O Brasil sempre demonstrou benevolência com a Venezuela. Em 2005, o então presidenteLuiz Inácio Lula da Silva combinou com Chávez a construção da refinaria Abreu e Lima, em Pernambuco, a ser tocada por Petrobras e PDVSA. Deu errado. Os venezuelanos deram calote na Petrobras. (Agora exclusivamente brasileira, a Abreu e Lima ainda está em construção, e seu preço passou de R$ 3 bilhões para R$ 19 bilhões.) O Brasil não faltou à Venezuela em momentos constrangedores. Lula não criticou Chávez por nacionalizar empresas estrangeiras, em 2006, nem por tratorar o Congresso para mudar a Constituição e ganhar o direito de disputar a reeleição eternamente, como se fora um ditador africano. Em 2012, o governo Dilma aproveitou um golpe político no Paraguai para suspender o país e forçar a entrada da Venezuela no Mercosul. Foram favores imensos.
Apesar da boa relação, Lula não deixava de discordar de Chávez. “Lula era simpático a Chávez, mas nunca deixou de se fazer ouvir com clareza”, diz Spektor. A relação de Dilma com Maduro não é assim. “Ao Brasil, hoje falta interlocução com Caracas.” 
A preocupação real do governo Dilma é com os reflexos econômicos da crise.
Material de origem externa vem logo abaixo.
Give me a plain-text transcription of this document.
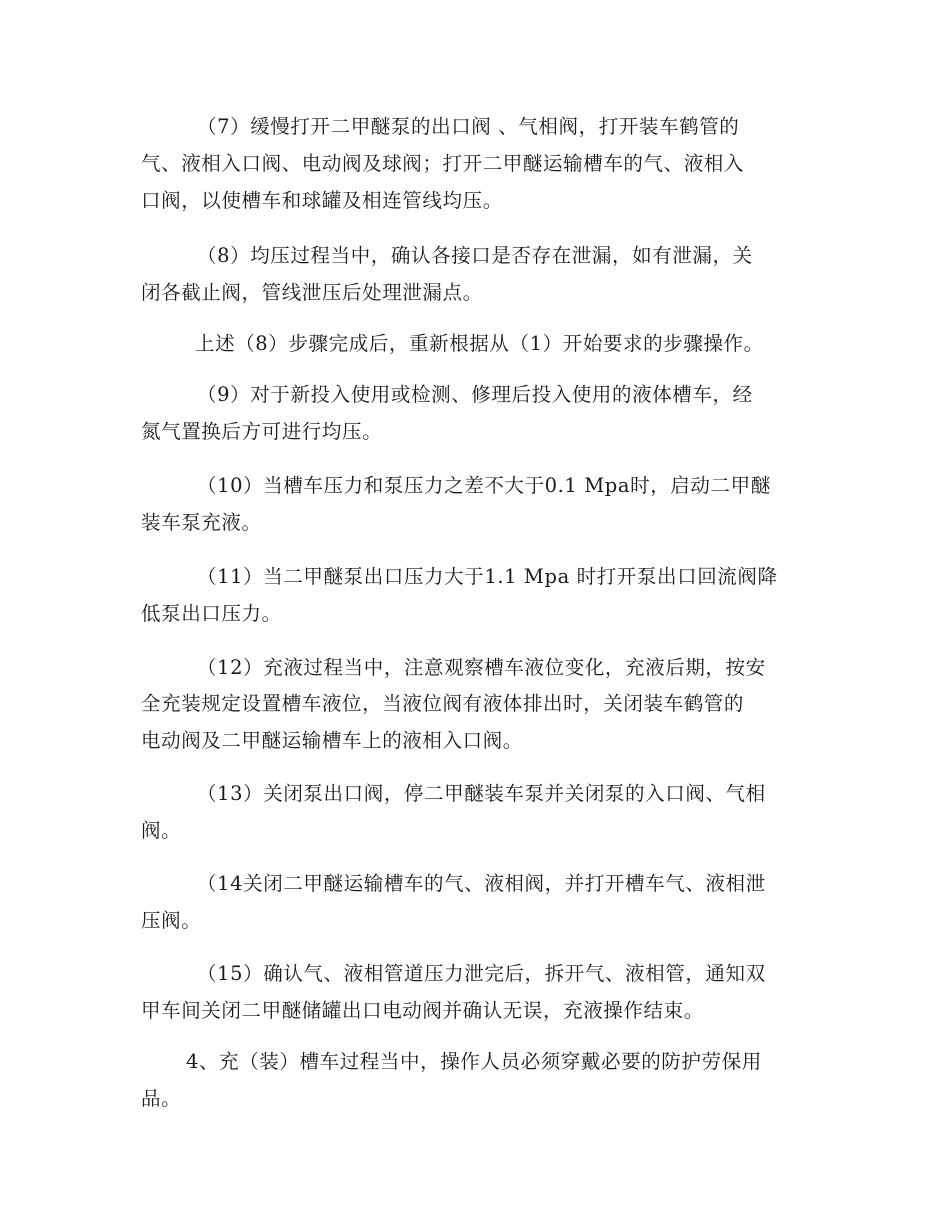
（7）缓慢打开二甲醚泵的出口阀 、气相阀，打开装车鹤管的
气、液相入口阀、电动阀及球阀；打开二甲醚运输槽车的气、液相入
口阀，以使槽车和球罐及相连管线均压。
（8）均压过程当中，确认各接口是否存在泄漏，如有泄漏，关
闭各截止阀，管线泄压后处理泄漏点。
上述（8）步骤完成后，重新根据从（1）开始要求的步骤操作。
（9）对于新投入使用或检测、修理后投入使用的液体槽车，经
氮气置换后方可进行均压。
（10）当槽车压力和泵压力之差不大于0.1 Mpa时，启动二甲醚
装车泵充液。
（11）当二甲醚泵出口压力大于1.1 Mpa 时打开泵出口回流阀降
低泵出口压力。
（12）充液过程当中，注意观察槽车液位变化，充液后期，按安
全充装规定设置槽车液位，当液位阀有液体排出时，关闭装车鹤管的
电动阀及二甲醚运输槽车上的液相入口阀。
（13）关闭泵出口阀，停二甲醚装车泵并关闭泵的入口阀、气相
阀。
（14关闭二甲醚运输槽车的气、液相阀，并打开槽车气、液相泄
压阀。
（15）确认气、液相管道压力泄完后，拆开气、液相管，通知双
甲车间关闭二甲醚储罐出口电动阀并确认无误，充液操作结束。
4、充（装）槽车过程当中，操作人员必须穿戴必要的防护劳保用
品。
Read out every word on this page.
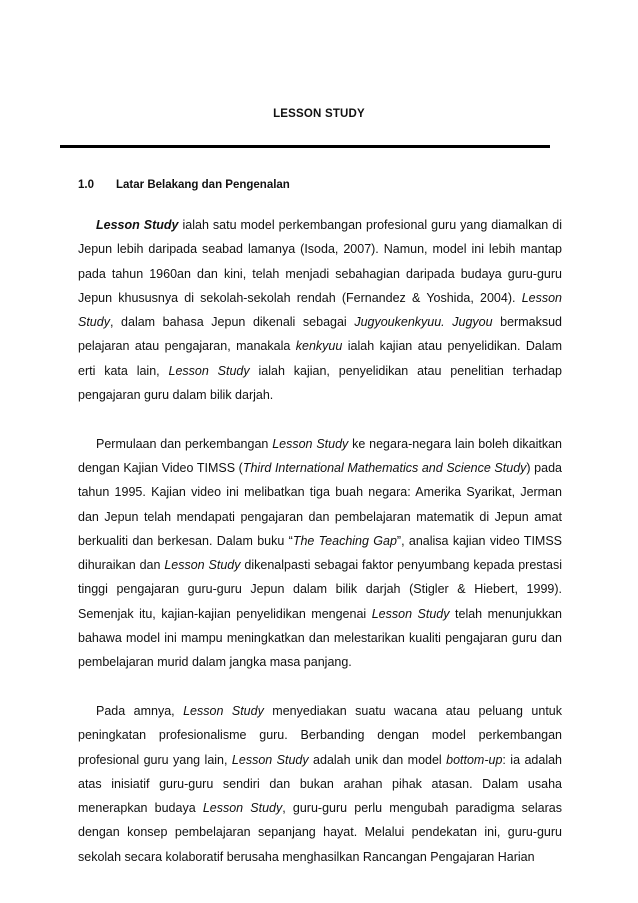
LESSON STUDY
1.0 Latar Belakang dan Pengenalan

Lesson Study ialah satu model perkembangan profesional guru yang diamalkan di Jepun lebih daripada seabad lamanya (Isoda, 2007). Namun, model ini lebih mantap pada tahun 1960an dan kini, telah menjadi sebahagian daripada budaya guru-guru Jepun khususnya di sekolah-sekolah rendah (Fernandez & Yoshida, 2004). Lesson Study, dalam bahasa Jepun dikenali sebagai Jugyoukenkyuu. Jugyou bermaksud pelajaran atau pengajaran, manakala kenkyuu ialah kajian atau penyelidikan. Dalam erti kata lain, Lesson Study ialah kajian, penyelidikan atau penelitian terhadap pengajaran guru dalam bilik darjah.

Permulaan dan perkembangan Lesson Study ke negara-negara lain boleh dikaitkan dengan Kajian Video TIMSS (Third International Mathematics and Science Study) pada tahun 1995. Kajian video ini melibatkan tiga buah negara: Amerika Syarikat, Jerman dan Jepun telah mendapati pengajaran dan pembelajaran matematik di Jepun amat berkualiti dan berkesan. Dalam buku “The Teaching Gap”, analisa kajian video TIMSS dihuraikan dan Lesson Study dikenalpasti sebagai faktor penyumbang kepada prestasi tinggi pengajaran guru-guru Jepun dalam bilik darjah (Stigler & Hiebert, 1999). Semenjak itu, kajian-kajian penyelidikan mengenai Lesson Study telah menunjukkan bahawa model ini mampu meningkatkan dan melestarikan kualiti pengajaran guru dan pembelajaran murid dalam jangka masa panjang.

Pada amnya, Lesson Study menyediakan suatu wacana atau peluang untuk peningkatan profesionalisme guru. Berbanding dengan model perkembangan profesional guru yang lain, Lesson Study adalah unik dan model bottom-up: ia adalah atas inisiatif guru-guru sendiri dan bukan arahan pihak atasan. Dalam usaha menerapkan budaya Lesson Study, guru-guru perlu mengubah paradigma selaras dengan konsep pembelajaran sepanjang hayat. Melalui pendekatan ini, guru-guru sekolah secara kolaboratif berusaha menghasilkan Rancangan Pengajaran Harian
O governo brasileiro incentivou empresas a investir na Venezuela. No ano passado, o Brasil exportou US$ 4,9 bilhões para lá – e importou apenas US$ 1,1 bilhão. A Venezuela seria um grande mercado para o Brasil, pois, como não produz quase nada além de petróleo, importa 96% de tudo o que consome. Nos últimos meses, as empresas brasileiras levam uma verdadeira canseira para receber. As indústrias calçadista e têxtil desistiram de exportar. No caso dos têxteis, o volume de exportações, de US$ 90 milhões em 2011, caiu a praticamente zero neste ano. “Demorávamos até dois anos para receber”, afirma Alfredo Bonduki, presidente do Sinditêxtil de São Paulo. É uma aberração. Em negócios com países normais, os exportadores recebem adiantado ou a transação é feita com cartas de crédito emitidas por bancos. Isso não é possível, porque a Venezuela é um país quebrado. O governo controla o câmbio a conta-gotas, para não esgotar suas escassas reservas. As empresas venezuelanas compram das brasileiras, depositam seus bolívares (a moeda local) para a conversão, mas o governo venezuelano não libera os dólares para o pagamento às empresas brasileiras. Esse impasse pode levar meses.
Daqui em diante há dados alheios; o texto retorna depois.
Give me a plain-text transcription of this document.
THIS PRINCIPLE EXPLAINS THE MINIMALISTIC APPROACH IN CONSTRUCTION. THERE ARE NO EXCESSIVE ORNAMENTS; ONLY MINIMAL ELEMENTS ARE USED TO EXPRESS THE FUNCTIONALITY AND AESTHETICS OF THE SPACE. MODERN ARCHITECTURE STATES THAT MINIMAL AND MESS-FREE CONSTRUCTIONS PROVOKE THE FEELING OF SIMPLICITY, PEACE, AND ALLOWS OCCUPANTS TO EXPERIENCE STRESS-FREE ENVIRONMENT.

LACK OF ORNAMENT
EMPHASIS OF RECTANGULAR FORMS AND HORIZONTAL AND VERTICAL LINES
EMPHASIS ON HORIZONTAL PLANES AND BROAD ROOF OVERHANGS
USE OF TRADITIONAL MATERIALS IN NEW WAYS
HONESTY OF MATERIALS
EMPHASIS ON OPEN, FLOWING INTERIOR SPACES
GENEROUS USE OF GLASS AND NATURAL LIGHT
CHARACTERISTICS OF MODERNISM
O governo brasileiro teme que as empresas nacionais vendam ainda menos para a Venezuela por causa da crise. É uma péssima situação, especialmente porque se repete com a Argentina, o terceiro maior comprador do Brasil. Assim como a Venezuela, a Argentina tem escassas reservas cambiais. Com dois parceiros do Mercosul em crise, o Brasil sentirá um impacto em sua balança comercial, num ano em que as perspectivas econômicas não são das melhores. Ao demonstrar tolerância com a Venezuela, o Palácio do Planalto terá de torcer para que seu silêncio não fique constrangedor, caso os protestos perdurem ou se agravem. Talvez precise ver mais alguns gestos bolivarianos estranhos à democracia, conversar muito para que pagamentos atrasados sejam liberados e fingir não ligar para a falta de cerimônia em visitas. Mas, como se sabe desde Chávez, ao Brasil não falta tolerância com o atraso da Venezuela.